Di fronte al moltiplicarsi delle forme di criticità e parallelamente alle evoluzioni che hanno interessato le difficoltà legate all’utilizzo del bene casa, le politiche pubbliche hanno mostrato crescenti limiti. Se da un lato dobbiamo evidenziare il loro tentativo di adeguarsi a tali cambiamenti dall’altro occorre, altrettanto francamente, constatare il ruolo subalterno che le questioni abitative via via hanno assunto nelle agende politiche, specie di rango nazionale.
Il ruolo della politica
Le linee principali di azione perseguite nel sistema di tutela del diritto all’abitazione fino ad oggi hanno riguardato da un lato la fornitura di un alloggio pubblico (l’ERP), dall’altro il sostegno economico per favorire l’accesso all’abitazione in locazione. Sia che si tratti di strumenti di welfare «in natura» sia che si tratti di strumenti finanziari, il loro utilizzo nel tempo ha mostrato molteplici limiti. Non si tratta tanto di una questione di come sono tagliate le politiche rispetto alla platea dei potenziali beneficiari ma piuttosto di quanto bisogno riescono a soddisfare. E questa loro scarsa capacità di copertura è figlia della ridottissima capacità finanziaria riservata a queste politiche. Ricordiamo infatti che la prima forma di supporto (ERP), sviluppata in concomitanza alla fase espansiva delle nostre città, non ha più da vari decenni il suo specifico canale di finanziamento (fondi GESCAL); l’altra, il contributo affitto, è ad oggi affidata esclusivamente allo sforzo economico di regioni e comuni i quali, senza il supporto nazionale, riescono a coprire solo una parte limitata del fabbisogno. Dobbiamo poi prendere atto che il contesto è profondamente mutato non solo come ho ricordato, in termini di bisogni espressi della popolazione ma anche guardando alle occasioni di trasformazione delle nostre città. Superata la fase espansiva e facendo i conti con il principio del consumo di suolo zero, i contesti urbani si trovano oggi a confrontarsi con il recupero del patrimonio esistente e la rigenerazione urbana e quindi con leve economiche e meccanismi di estrazione del capital gain completamente diversi.
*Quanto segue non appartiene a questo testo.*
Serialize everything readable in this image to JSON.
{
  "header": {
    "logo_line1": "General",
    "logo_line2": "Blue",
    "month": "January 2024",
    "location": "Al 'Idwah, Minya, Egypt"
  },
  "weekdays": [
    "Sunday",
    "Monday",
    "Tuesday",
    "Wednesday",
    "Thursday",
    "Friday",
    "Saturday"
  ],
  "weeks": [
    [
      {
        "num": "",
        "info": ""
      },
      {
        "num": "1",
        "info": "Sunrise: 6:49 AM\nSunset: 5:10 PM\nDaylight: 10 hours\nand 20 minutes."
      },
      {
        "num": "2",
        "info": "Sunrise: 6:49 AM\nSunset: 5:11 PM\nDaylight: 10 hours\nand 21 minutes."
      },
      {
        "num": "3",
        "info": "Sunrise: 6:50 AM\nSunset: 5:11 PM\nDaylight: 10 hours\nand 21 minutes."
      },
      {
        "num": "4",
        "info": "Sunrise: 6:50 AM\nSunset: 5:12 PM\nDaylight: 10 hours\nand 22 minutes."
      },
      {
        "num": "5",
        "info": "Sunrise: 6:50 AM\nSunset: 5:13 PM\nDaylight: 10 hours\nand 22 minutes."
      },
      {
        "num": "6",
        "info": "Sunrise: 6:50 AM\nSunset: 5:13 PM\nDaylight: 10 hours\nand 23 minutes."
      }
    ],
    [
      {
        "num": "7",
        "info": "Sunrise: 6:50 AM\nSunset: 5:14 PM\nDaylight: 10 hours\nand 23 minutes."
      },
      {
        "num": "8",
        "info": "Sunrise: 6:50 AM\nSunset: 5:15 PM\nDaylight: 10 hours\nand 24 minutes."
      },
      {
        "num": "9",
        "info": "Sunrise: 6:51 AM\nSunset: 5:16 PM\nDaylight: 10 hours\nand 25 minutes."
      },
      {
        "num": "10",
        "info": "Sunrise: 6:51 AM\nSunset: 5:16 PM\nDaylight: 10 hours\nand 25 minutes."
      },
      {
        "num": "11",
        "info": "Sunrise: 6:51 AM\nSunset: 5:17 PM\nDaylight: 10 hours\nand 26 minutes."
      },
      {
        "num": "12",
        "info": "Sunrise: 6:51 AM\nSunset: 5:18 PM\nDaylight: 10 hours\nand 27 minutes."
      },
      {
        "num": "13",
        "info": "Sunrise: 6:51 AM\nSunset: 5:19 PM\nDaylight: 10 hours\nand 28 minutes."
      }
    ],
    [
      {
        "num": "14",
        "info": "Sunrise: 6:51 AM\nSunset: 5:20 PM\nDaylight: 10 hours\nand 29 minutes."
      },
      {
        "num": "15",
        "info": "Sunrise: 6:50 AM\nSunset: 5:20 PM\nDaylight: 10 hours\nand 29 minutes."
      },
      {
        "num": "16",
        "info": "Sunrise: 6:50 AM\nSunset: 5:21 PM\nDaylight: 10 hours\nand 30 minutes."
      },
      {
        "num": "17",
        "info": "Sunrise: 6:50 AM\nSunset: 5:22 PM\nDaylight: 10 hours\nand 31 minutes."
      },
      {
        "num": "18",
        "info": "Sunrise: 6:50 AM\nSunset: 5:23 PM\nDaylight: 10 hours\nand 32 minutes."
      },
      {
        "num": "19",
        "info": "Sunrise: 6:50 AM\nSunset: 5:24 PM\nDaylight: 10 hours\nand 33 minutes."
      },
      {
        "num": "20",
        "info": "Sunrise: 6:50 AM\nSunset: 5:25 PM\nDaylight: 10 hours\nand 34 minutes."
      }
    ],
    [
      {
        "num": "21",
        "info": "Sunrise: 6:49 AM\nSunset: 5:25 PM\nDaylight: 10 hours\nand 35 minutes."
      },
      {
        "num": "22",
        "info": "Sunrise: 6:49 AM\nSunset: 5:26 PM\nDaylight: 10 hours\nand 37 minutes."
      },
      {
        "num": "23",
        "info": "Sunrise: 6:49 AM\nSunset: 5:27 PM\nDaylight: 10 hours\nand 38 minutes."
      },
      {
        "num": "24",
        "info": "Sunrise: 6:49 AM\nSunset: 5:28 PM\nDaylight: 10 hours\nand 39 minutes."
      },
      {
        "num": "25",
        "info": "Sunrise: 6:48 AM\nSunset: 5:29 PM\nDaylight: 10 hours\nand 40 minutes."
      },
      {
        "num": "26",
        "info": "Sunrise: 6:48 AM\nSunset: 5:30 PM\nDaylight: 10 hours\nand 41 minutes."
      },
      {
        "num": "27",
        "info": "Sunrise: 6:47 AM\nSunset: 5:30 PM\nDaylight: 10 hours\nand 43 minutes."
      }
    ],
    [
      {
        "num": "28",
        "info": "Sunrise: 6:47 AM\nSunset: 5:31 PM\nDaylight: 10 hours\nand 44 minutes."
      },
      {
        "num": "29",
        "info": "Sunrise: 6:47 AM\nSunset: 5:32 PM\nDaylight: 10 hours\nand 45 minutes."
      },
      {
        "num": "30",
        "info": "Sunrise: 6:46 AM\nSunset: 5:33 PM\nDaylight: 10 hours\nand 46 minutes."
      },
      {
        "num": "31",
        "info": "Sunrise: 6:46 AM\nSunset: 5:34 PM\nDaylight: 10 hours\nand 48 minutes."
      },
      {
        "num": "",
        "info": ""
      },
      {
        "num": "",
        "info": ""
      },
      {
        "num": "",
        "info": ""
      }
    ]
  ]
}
Meccanismi che l’urbanistica contemporanea dovrebbe sfruttare più efficacemente ricollocando, lei per prima, la casa al centro dei propri interessi. In altre parole, le politiche abitative hanno bisogno prima di tutto di tornare ad essere un ambito di esercizio della politica, questo significa ricollocarle adeguatamente nelle agende ai vari livelli, ripensarne la governance, riconoscerne la natura fortemente intersettoriale e dotarle di adeguate risorse. Ma anche considerare il disagio abitativo come parte di una crisi più ampia delle città e dei suoi strumenti di estrazione delle rendite, da adeguare più efficacemente ai mille volti in cui il disagio può manifestarsi. Solo così potremmo sostenere che la casa è davvero «salva».